For everyone who wants to stay cool without A/C, here’s my essential survival kit for summer à la française:

       A fly swatter. Due to an extreme intolerance for things that fly in my face and go buzz in the night, I keep one in every room. I have become a veritable samurai with the swatter. My family calls me the terminator. My personal ambition is to make my home a no fly zone.

       A fan. If you can’t cool the air you can at least create a breeze. The movement of air gives the illusion of coolness and enables you to catch a few winks of sleep between mosquito bites.

       A water bottle. Staying hydrated is the only way to survive the heat. Beer doesn’t count – it has to be H20. I down liters of mineral water to stay cool. And beer to stay cheerful.

       A hat. Keeping the sun off the head is perhaps the best way to stay if not look cool. Et oui, I know my couvre-chef makes me look ridiculous. I’m just too hot to care.

       A spray bottle. Among the keep-cool strategies preferred by the French, the Evian brumatiseur is the most chic. Following the killer heat-wave of 2003, it was suggested that residents of old-age homes be equipped with these to prevent further deaths. Seriously.

Perhaps the best strategy of all to survive the heat is to take a vacation. When you’re enjoying a sea breeze or perched on a mountaintop, summer is really no sweat.

I’ll be by the pool if anyone needs me.

15 thoughts on “Some like it hot

  1. Reblogged this on FranceSays and commented:

    To buy myself a bit more time on this atrociously long ‘pause’ (I am, after all, une Française!), here’s a post I published a few summers back. A très bientôt!

    1. Very good point, Catherine. Australia is on our bucketlist for a trip one of these eons but I did not realize it got quite so hot in Sydney. Will have to strategize our travel plans accordingly. Merci Madame!

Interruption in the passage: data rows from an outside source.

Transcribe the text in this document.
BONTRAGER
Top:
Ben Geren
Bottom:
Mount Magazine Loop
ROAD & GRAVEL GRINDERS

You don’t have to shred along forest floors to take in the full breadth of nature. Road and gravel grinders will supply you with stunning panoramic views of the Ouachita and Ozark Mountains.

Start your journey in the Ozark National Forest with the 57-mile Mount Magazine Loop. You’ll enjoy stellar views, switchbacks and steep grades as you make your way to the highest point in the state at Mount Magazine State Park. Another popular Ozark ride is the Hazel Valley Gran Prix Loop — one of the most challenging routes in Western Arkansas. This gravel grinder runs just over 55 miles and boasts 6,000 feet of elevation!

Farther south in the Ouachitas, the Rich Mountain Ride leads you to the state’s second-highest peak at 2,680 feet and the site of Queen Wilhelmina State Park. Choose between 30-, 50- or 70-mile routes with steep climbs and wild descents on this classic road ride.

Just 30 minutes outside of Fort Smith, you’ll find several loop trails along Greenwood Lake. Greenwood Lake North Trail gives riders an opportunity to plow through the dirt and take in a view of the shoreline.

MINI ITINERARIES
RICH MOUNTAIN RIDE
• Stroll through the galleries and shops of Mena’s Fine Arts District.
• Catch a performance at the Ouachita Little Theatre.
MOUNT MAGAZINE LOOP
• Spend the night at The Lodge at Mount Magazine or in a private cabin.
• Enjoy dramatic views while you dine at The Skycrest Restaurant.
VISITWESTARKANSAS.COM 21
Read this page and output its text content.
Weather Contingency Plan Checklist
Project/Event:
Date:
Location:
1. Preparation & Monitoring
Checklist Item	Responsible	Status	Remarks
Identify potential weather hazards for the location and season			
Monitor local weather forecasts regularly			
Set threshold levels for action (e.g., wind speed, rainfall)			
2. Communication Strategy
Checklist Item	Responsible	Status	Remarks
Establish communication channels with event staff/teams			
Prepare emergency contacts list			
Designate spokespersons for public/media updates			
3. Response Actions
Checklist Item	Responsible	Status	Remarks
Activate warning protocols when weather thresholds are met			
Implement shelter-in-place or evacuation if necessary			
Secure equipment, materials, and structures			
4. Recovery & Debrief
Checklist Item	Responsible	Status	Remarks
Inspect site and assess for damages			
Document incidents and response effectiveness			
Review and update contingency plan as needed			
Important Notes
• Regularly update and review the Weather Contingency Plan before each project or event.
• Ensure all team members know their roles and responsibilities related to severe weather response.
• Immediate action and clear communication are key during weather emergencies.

  2. Oh my God… I never knew that in France they (almost) don’t use the AC. Under the heat, I’m the worst version of myself ;__;
    Thanks for the post! It will surely be of great help when I come to France. ^_^

    1. Glad to meet a fellow heat sufferer and hope this provides a helpful heads up for you! Indeed, if you are coming to France in the summer months, you should keep it in mind….most good hotels will have some A/C but rarely will it work to North American standards!

  3. I hate the heat too – especially when it soars about 40 for days on end – which is why we have aircon…and use it. But only once the heat becomes unbearable and only until we go to bed. I think this must be a throwback to my childhood when we didn’t even own a fan. I can’t work out if Australia has grown significantly hotter or my thermostat has broken down as well. C’est la vie. -shrug-

  4. My youngest daughter is one of you! She’s coming out to Boston next week and I’m watching the weather like a hawk …. humid as hell and 90 won’t suit her a smidge. But now I have your rescue pack to fall back on – all shall be well!!

    1. I feel for your youngest – ‘It’s not the heat, it’s the humidity’ was the theme song of my youth in Toronto, where the humidex borders that of Boston… It is truly a kind of handicap to suffer so in the heat – for both ourselves and others. (Just ask my husband! 😉 Hope the survival pack helps!

  5. No A/C folks here, living in the south of France. It gets very hot. But we use shutters to keep the sun out, and it makes a huge difference inside the house. The nights usually are quite cool, and we take advantage by opening up for a while, especially in the early morning, to cool the house down. And nothing strenuous in the middle of the day.